Party companies fail to submit accounts to MFSA for several years running

Two main media organisations as well as other companies owned by the Labour and Nationalist Parties have failed to comply with the legal requirement to submit audited accounts to the MFSA for several consecutive years

The Companies Act requires companies to keep proper accounting records and to deliver to a copy of the annual accounts laid and the auditors’ and directors’ report every year to the companies registrar
The Companies Act requires companies to keep proper accounting records and to deliver to a copy of the annual accounts laid and the auditors’ and directors’ report every year to the companies registrar

Two main media organisations as well as other companies owned by the Labour and Nationalist Parties have failed to comply with the legal requirement to submit audited accounts to the MFSA for several consecutive years.

Some companies have been in default of this requirement for as long as 12 years. 

The Companies Act requires companies to keep proper accounting records and to deliver to a copy of the annual accounts laid and the auditors’ and directors’ report every year to the companies registrar.

Annual accounts, along with other company documents and details of directors and shareholders, are publicly available for viewing, showing that currently seven companies owned by the two main political parties – five owned by PL and two owned by PN – are in breach of this obligation.

Asked for an explanation, PL chief executive Gino Cauchi said that while audited accounts for media arm One Productions had not yet been filed with the MFSA, they had been finalised and were “awaiting approval for submission”.

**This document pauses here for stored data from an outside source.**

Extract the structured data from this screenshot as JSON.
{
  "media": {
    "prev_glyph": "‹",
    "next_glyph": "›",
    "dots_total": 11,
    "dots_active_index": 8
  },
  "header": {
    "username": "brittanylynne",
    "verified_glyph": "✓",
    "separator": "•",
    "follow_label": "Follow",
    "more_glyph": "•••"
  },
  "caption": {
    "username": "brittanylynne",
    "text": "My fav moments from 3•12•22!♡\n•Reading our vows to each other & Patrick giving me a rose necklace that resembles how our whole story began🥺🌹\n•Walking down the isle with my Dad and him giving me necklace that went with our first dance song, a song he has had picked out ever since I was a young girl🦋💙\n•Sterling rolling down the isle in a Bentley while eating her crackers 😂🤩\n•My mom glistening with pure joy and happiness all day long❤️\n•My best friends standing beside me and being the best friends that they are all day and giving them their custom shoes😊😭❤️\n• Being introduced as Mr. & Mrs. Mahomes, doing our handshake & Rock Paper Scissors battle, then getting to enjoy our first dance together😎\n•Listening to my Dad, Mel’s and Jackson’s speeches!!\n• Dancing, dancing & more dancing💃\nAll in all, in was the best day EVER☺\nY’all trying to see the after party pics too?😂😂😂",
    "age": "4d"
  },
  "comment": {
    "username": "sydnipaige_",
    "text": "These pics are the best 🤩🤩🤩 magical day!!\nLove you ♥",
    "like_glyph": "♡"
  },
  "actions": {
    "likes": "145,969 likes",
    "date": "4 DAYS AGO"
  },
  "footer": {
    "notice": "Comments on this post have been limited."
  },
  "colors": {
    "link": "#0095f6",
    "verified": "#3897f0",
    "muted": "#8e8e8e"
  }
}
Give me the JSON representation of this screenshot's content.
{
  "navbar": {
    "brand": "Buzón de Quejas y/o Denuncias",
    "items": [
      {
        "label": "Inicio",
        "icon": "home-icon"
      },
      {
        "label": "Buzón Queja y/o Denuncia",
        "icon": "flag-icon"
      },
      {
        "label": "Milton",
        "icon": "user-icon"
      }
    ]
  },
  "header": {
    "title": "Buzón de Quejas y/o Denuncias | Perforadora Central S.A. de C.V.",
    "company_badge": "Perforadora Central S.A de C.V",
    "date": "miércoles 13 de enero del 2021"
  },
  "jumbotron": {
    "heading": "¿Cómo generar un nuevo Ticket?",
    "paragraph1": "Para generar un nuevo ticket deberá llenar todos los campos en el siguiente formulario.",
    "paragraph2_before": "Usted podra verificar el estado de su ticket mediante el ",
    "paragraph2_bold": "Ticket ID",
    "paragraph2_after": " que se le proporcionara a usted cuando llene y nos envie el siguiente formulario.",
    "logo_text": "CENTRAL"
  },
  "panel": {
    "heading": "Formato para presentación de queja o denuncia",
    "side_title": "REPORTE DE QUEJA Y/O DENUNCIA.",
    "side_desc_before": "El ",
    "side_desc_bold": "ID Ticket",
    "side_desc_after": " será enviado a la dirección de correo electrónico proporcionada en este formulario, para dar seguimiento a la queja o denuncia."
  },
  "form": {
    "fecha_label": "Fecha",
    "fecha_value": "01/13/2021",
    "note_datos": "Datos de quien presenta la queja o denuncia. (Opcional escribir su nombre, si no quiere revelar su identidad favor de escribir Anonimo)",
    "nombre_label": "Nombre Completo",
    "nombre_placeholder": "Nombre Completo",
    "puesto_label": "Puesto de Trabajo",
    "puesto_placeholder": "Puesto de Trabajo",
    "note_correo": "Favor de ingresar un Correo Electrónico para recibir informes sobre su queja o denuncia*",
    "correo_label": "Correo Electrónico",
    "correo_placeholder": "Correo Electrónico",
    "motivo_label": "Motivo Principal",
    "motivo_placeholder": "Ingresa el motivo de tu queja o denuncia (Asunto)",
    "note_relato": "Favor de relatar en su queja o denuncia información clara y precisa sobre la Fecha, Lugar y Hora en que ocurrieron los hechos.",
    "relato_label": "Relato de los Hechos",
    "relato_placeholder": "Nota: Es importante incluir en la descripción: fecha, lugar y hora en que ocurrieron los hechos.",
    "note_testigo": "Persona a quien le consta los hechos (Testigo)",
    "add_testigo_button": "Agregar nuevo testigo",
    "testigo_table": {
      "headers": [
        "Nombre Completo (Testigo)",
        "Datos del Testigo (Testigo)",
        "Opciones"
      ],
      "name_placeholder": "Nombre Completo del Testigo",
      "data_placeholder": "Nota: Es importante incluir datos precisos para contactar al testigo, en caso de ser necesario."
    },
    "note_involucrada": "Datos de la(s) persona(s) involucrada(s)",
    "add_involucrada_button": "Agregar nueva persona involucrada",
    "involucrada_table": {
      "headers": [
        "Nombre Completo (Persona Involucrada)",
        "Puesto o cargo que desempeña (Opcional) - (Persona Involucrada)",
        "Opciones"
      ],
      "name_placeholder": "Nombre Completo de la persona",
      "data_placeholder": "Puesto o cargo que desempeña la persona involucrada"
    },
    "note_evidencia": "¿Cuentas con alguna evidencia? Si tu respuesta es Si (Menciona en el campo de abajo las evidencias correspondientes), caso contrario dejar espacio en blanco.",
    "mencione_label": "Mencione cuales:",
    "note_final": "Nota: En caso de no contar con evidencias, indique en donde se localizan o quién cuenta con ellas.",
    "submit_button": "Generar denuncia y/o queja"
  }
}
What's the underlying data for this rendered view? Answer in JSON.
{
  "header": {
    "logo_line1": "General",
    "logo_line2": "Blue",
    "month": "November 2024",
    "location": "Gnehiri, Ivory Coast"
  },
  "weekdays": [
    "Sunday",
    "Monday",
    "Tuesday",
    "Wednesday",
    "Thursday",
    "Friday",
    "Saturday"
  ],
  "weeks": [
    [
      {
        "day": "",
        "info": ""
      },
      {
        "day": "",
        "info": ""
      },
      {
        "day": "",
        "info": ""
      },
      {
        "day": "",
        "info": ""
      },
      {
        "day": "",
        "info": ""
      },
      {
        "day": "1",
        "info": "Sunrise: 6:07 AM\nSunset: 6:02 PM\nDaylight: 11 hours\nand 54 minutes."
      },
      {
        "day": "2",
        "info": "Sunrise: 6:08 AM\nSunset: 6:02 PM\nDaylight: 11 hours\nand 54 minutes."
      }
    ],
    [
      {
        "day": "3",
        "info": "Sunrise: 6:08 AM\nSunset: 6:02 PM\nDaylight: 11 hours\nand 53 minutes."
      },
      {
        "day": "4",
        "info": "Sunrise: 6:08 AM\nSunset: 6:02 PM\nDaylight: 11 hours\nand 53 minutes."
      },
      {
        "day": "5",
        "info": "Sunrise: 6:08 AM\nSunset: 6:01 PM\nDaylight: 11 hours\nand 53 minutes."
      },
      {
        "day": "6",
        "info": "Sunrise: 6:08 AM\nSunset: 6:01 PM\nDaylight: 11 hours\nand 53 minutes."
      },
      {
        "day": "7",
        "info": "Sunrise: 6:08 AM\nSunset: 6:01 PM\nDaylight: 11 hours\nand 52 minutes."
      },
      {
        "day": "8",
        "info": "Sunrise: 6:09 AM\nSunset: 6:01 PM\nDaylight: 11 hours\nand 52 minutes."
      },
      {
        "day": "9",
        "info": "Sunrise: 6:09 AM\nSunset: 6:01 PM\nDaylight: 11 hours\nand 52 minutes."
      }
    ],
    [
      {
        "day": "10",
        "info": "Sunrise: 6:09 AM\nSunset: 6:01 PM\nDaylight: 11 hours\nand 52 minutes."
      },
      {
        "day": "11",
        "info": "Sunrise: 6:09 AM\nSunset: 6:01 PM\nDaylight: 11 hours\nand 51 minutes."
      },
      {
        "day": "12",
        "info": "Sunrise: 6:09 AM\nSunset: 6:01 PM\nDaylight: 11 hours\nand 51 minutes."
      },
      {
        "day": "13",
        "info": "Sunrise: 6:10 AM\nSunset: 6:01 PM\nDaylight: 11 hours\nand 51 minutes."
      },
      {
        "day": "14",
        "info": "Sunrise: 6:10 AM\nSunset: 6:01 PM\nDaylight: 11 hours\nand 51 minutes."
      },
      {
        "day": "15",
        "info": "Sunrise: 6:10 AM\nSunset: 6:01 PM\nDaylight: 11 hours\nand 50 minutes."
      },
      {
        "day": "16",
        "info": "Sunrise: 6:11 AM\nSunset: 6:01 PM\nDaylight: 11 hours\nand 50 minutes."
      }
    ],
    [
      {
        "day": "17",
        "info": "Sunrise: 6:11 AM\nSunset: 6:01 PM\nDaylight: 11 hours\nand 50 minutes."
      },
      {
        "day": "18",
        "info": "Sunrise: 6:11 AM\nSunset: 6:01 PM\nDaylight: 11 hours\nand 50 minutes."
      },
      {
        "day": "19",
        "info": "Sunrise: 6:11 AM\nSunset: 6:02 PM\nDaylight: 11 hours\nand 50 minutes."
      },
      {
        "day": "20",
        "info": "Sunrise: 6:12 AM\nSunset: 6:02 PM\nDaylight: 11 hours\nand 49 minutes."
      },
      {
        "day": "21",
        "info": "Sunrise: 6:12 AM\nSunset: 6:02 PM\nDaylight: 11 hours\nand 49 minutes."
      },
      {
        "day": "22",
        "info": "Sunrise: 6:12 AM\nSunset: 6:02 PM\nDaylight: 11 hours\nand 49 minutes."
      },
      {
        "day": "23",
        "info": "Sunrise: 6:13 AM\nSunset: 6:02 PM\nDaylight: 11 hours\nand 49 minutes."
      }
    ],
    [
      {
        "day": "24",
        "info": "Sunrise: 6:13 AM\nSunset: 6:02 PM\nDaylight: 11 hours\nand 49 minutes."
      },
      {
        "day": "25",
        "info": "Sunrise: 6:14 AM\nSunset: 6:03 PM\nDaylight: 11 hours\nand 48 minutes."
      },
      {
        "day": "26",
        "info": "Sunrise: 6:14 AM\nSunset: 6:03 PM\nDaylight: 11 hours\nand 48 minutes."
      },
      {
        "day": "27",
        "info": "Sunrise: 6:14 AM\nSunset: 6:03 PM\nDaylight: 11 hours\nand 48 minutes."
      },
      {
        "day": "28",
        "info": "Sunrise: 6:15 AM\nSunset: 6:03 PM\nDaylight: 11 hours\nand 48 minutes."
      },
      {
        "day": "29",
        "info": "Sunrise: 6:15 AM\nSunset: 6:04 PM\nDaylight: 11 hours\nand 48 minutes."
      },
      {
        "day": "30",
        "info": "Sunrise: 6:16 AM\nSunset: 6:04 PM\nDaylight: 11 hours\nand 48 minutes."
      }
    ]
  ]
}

He added that the company’s accounts up until 2015 had been presented in court during proceedings brought against One Productions by the Performing Rights Society. Cauchi also said Consultancy & Research and MLP Holdings were non-trading companies, and that Sunrise Travel had not operated since 2003.

Nevertheless, the Companies Act makes no exceptions for non-trading or ‘non-operational’ companies.  

A PN spokesman acknowledged the company’s irregular position. “The updating process of Media.Link Communications Limited is currently in progress and the company confirms that it is focusing on regularising fully its position within the shortest time-frame possible,” he said. 

An MFSA spokesman confirmed that both Media.Link Communications and One Productions are currently incurring penalties for failure to submit accounts.  

“It may be fairly common for a number of companies to fail to submit their annual accounts as obliged to do by law,” said Dr David Fabri, the head of the Department of Commercial Law at the University of Malta and former MFSA director. 

Fabri said when companies are fined, their obligation to file accounts remains and they are obliged to do so “for the information of shareholders and the public and to guarantee a small degree of financial transparency.”

 “Publication and disclosure of the statute, any eventual changes, financial statements and other relevant information is the fair price companies and their shareholders and directors have to pay in return for having been given by the State the huge privileges of incorporation, a separate legal personality and the limited liability of shareholders,” he added. 

An MFSA spokesman confirmed that penalties have been issued and are being incurred for non-filing of annual accounts, specifically an annual penalty of €25 for non-submission or late submission of annual accounts and a penalty of €0.50c for every day until the accounts are filed was being imposed.

While the Companies Act lists the maximum penalties for failure to submit annual accounts as €2,329.37 annually and a daily penalty of €46.59 per day, the actual rate charged is at the discretion of the Registrar.

Directors and other officers of the company may be held personally liable for fines incurred as a result of a breach in the provisions of the Act.

The penalty rate currently in force adds up to less than €200 a year, which is “relatively low”, Fabri acknowledged – particularly in comparison to the sum a company might expect to pay to engage an auditor and accountant.

Fabri added that this was the result of a policy decision taken in 1996. “[The policy] should have lasted just a few years [but] as often happens, with time these policies acquire a sort of permanence,” he said.

Fabri added that fines must be recovered within five years as “otherwise, they lapse due to prescription.”

While a case could be made for increasing penalties, Fabri said this would be “inevitably and predictably” opposed by trade associations seeking to protect the interests of their members. “One may also not exclude political pressure not to increase these regulatory burdens on business,” he added. 

Although some companies can get away with not filing accounts, greater scrutiny is placed on publicly listed and licenced companies. Fabri would not be drawn into whether companies owned by political parties should face greater scrutiny, similar to the scrutiny faced by publicly listed companies. “All companies have the same obligations except that public and public listed companies have more onerous filing and disclosure requirements than smaller private companies, for reasons of investor protection. Companies owned by political parties are in the same boat as other companies and enjoy no special privileges,” he said.